Ok, that's different. The code above (with no changes) compiles. https://github.com/gnuradio/volk/commit/0854b232ff473ca2f7fa99659c5ce9ee871454d4 which included changes to the Macro is the one breaking it.

michaelld commented 2 years ago

Ah ... gotcha. Well looking at the other macro code, the =w is wrong then. w == "Floating point register, Advanced SIMD vector register or SVE vector register". This is fine to the right-hand argument (w) -- though t should also work & might be the better option since it is 32-bit specific (worth trying IMHO). The left-hand argument is of type S32 (32-bit signed integer), which again should be =r. Can you try the =r first & see if that works? If so, can you also try t instead of w?

Aang23 commented 2 years ago

=r does not build, but =t does.

#define VCVTRQ_S32_F32(res, val)                \
    __VOLK_ASM("VCVTR.S32.F32 %[r0], %[v0]\n\t" \
               : [r0] "=t"(res[0])              \
               : [v0] "t"(val[0])               \
               :);                              \
    __VOLK_ASM("VCVTR.S32.F32 %[r1], %[v1]\n\t" \
               : [r1] "=t"(res[1])              \
               : [v1] "t"(val[1])               \
               :);                              \
    __VOLK_ASM("VCVTR.S32.F32 %[r2], %[v2]\n\t" \
               : [r2] "=t"(res[2])              \
               : [v2] "t"(val[2])               \
               :);                              \
    __VOLK_ASM("VCVTR.S32.F32 %[r3], %[v3]\n\t" : [r3] "=t"(res[3]) : [v3] "t"(val[3]) :);
michaelld commented 2 years ago

Interesting. Can you try =r and t respectively ... that's really the correct combination.

Aang23 commented 2 years ago

That does not compile. Interesting as it appears nearly identical to the previous, working Macro.

michaelld commented 2 years ago

Strange. If you go with =t and t respectively, it sounds like the build succeeds ... which is progress! does make test succeed? or volk_profile? I'm now curious if that code really works once compiled.

Aang23 commented 2 years ago

Took a while to test... Had to root an old Android device first (to test on real HW, and not a VM). Tests passed. volk_profile also worked. If anyone has a "better" machine running armv7a, it might be a good idea to confirm on something else.

Edit : Might have found something else to test on... Will report later.

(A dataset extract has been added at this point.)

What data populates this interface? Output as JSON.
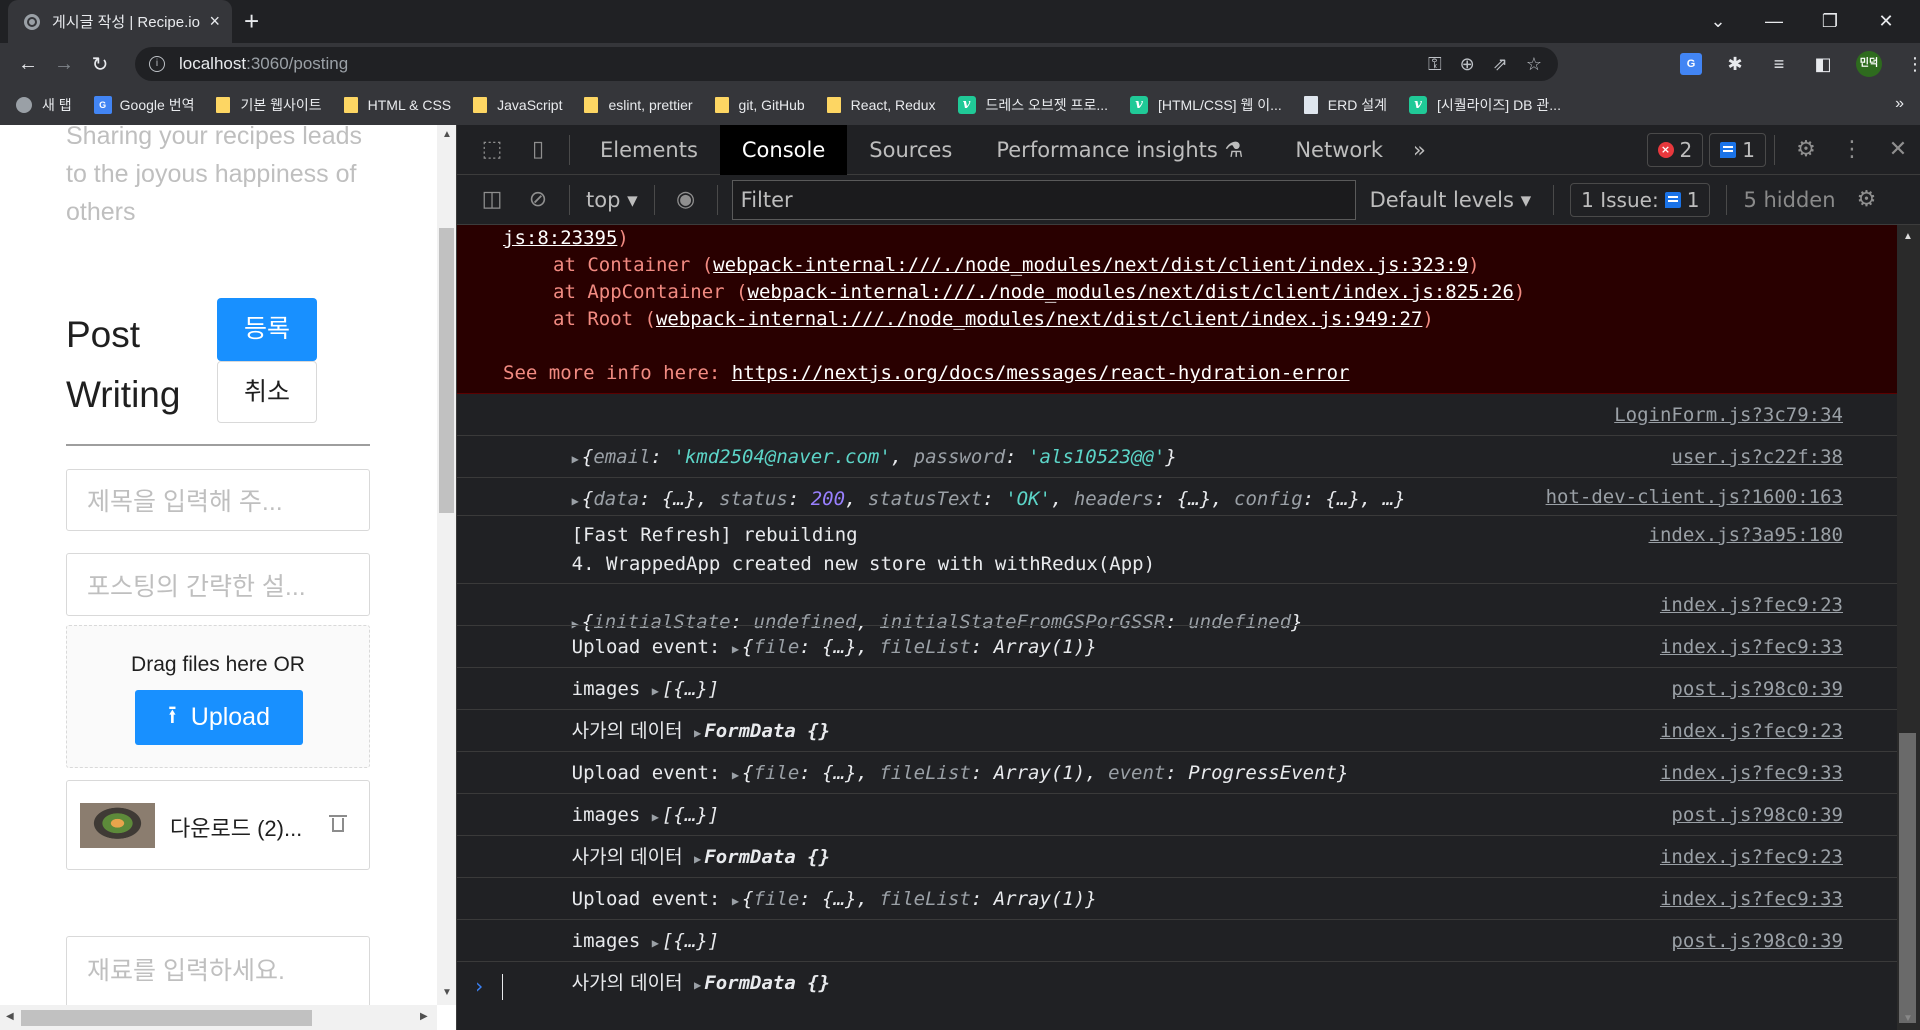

michaelld commented 2 years ago

Well ... I'd say to create a PR with that fix & we'll get it in merged. No idea why it works, but the code makes a lot more sense with t than w given AARCH64 GCC machine constraint definitions.

Aang23 commented 2 years ago

Ok. I will do a bit more tested, then do a PR. Though perhaps, we could also go back to the initial code? That utilized the correct =r & t, and also passes tests here.

michaelld commented 2 years ago

Give them all a go & whatever works on Android armv7a I'll be also works for other aarch64 and NEON compilers

Aang23 commented 2 years ago

@michaelld see https://github.com/gnuradio/volk/pull/593

michaelld commented 2 years ago

@Aang23 merged! I think we're done with this issue now. If you agree, go ahead and close it out. Thx for your work!

Aang23 commented 2 years ago

@michaelld awesome. I can confirm - the current master branch builds and passes tests fine on Android (and other platforms) just fine now.

I will close this issue, but I'm of the opinion #594 should be worked on still. Having some sort of CI for every archs is pretty important... If the current system doesn't work, I do have some ideas - but I will carry on in the PR.

Thanks!